The role of chemical additives in modulating material properties is another critical topic of research. Shvetsova et al. [7] investigated sodium citrate’s dual functionality as an accelerator and retarder in blended Portland–calcium aluminate cement systems, observing enhanced early strength development and delayed silicate hydration. Lamari et al. [8] explored silane-based admixtures as partial replacements for superplasticizers, noting that methacryloxypropyltrimethoxysilane (MCPTMS) was more effective in preserving workability while reducing compressive strength losses compared to traditional formulations. These findings emphasize the importance of tailored additive strategies to balance processing requirements and end-use performance. Zhou et al. [9] conducted a study on the dispersion optimization and performance of graphene nanoplatelets (GNPs) in cement mortar. An optimal dispersion method combining 10 mg/mL PVP, 15 min high-speed shear (8000 rpm), and ultrasonication significantly enhanced GNPs dispersion in cement mortar, with a 1.0 wt% GNP dosage achieving optimal pressure sensitivity (5.8% resistance change) for structural health monitoring, while 0.3 wt% improved mechanical strength by balancing agglomeration and interfacial bonding.

Li et al. [10] pioneered the use of industrial byproducts—lime mud (LM) and fly ash (FA)—in low-cement foamed concrete for road embankments. By replacing 50–80% of the cement with LM-FA blends, they achieved compressive strengths exceeding 0.8 MPa and California Bearing Ratios (CBR) over 8%, meeting road engineering standards. The high alkalinity of LM accelerated FA hydration, enhancing early strength by 15–20% while reducing CO₂ emissions and landfill waste. This work exemplifies the circular economy’s potential in construction, highlighting the possibility of turning industrial waste into high-value infrastructure materials. The durability of materials under chemical and mechanical stressors remains of paramount importance. Omikrine Metalssi et al. [11] systematically evaluated mortar performance under external sulfate attack (ESA), revealing that lower water-to-cement ratios (0.45) significantly mitigated expansion and strength loss.
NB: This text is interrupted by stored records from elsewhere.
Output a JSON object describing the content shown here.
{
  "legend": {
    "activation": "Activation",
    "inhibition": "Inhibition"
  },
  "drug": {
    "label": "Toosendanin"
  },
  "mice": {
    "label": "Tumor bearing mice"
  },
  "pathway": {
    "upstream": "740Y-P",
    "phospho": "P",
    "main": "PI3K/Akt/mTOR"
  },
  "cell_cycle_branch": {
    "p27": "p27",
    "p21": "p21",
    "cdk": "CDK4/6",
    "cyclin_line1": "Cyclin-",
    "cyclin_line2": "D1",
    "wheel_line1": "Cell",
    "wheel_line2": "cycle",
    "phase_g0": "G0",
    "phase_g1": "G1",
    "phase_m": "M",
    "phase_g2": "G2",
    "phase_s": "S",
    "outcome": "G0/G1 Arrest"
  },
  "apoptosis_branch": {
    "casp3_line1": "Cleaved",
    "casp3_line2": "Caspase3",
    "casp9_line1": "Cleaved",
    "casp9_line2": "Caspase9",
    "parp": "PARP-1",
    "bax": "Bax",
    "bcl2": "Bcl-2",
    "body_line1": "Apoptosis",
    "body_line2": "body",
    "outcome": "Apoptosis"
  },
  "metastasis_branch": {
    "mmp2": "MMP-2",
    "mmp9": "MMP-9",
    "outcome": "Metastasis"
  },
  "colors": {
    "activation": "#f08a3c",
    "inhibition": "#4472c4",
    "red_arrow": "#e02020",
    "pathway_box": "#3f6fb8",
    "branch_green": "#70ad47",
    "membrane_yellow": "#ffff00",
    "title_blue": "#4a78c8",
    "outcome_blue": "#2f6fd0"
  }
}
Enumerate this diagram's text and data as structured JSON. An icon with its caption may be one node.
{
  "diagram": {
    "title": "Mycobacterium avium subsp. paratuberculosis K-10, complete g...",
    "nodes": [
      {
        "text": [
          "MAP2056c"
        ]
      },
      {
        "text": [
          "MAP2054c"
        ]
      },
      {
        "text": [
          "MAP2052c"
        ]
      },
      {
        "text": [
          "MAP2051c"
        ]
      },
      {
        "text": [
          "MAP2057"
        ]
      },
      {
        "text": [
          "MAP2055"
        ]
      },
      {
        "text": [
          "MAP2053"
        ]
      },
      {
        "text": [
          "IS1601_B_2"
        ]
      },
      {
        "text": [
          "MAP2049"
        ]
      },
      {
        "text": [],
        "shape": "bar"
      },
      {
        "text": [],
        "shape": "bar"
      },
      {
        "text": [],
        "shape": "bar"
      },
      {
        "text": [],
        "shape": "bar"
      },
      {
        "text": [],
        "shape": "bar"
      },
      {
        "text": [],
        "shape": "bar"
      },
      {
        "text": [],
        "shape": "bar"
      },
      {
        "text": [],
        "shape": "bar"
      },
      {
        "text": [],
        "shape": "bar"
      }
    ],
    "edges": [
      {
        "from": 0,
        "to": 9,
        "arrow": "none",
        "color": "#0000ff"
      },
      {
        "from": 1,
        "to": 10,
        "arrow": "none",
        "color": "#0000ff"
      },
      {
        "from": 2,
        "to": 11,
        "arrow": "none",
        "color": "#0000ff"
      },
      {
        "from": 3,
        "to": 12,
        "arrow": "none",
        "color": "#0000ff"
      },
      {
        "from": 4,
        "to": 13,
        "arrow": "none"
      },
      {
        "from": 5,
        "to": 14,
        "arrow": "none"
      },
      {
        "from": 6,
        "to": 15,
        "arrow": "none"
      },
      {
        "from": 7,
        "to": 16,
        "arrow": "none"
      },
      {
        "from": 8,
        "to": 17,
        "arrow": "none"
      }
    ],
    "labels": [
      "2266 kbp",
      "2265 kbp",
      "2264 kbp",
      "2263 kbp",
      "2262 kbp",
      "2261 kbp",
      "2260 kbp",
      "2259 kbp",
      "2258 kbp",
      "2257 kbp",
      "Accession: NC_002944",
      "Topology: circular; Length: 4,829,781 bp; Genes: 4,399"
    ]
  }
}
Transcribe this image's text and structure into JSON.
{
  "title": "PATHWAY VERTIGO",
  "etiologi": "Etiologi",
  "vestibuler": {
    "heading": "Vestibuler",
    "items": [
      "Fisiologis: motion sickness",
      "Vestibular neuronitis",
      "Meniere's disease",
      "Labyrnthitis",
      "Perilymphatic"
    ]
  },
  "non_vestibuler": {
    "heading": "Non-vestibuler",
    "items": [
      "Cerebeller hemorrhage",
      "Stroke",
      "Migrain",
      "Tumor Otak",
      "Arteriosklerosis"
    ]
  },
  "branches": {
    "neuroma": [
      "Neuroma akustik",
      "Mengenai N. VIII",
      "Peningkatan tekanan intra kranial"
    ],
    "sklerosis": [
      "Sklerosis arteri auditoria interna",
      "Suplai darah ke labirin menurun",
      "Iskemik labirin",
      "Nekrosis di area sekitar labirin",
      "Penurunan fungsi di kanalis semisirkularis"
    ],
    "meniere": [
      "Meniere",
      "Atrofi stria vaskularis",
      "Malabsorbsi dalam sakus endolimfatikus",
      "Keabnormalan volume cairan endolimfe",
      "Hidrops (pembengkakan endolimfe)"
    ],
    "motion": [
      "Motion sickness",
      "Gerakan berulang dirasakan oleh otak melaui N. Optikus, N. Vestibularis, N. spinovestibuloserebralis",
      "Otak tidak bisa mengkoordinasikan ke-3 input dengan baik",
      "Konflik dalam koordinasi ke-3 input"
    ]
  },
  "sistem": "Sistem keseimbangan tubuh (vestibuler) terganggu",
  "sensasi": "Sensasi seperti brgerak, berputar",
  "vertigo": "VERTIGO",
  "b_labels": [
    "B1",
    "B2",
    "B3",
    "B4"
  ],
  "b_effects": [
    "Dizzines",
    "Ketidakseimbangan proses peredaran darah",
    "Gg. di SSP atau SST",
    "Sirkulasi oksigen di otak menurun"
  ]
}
Kighta et al. [12] developed low-cost TiO₂ composites via ball milling, demonstrating NOx degradation efficiencies comparable to those of high-cost benchmarks like P25, thereby offering an economical solution for air-purifying construction materials. Liu et al. [13] employed the Cohesive Zone Model (CZM) to simulate crack development in tunnel linings with insufficient thickness. Their study revealed that lining thickness reductions of 20–40% altered stress distributions and accelerating crack propagation. This work highlights the criticality of quality control during construction and provides a predictive tool for assessing defect-related risks in aging infrastructure.

As is known, the “Multifunctional Cementitious Composites: Manufacturing and Characterization” is a comprehensive topic, and therefore, it is not possible to include research on all aspects of this field. However, we believe that the papers presented in this Special Issue provide a better understanding of the transformative potential of advanced materials in addressing infrastructure challenges, and we hope that further progress can be achieved based on the ideas introduced in this Special Issue.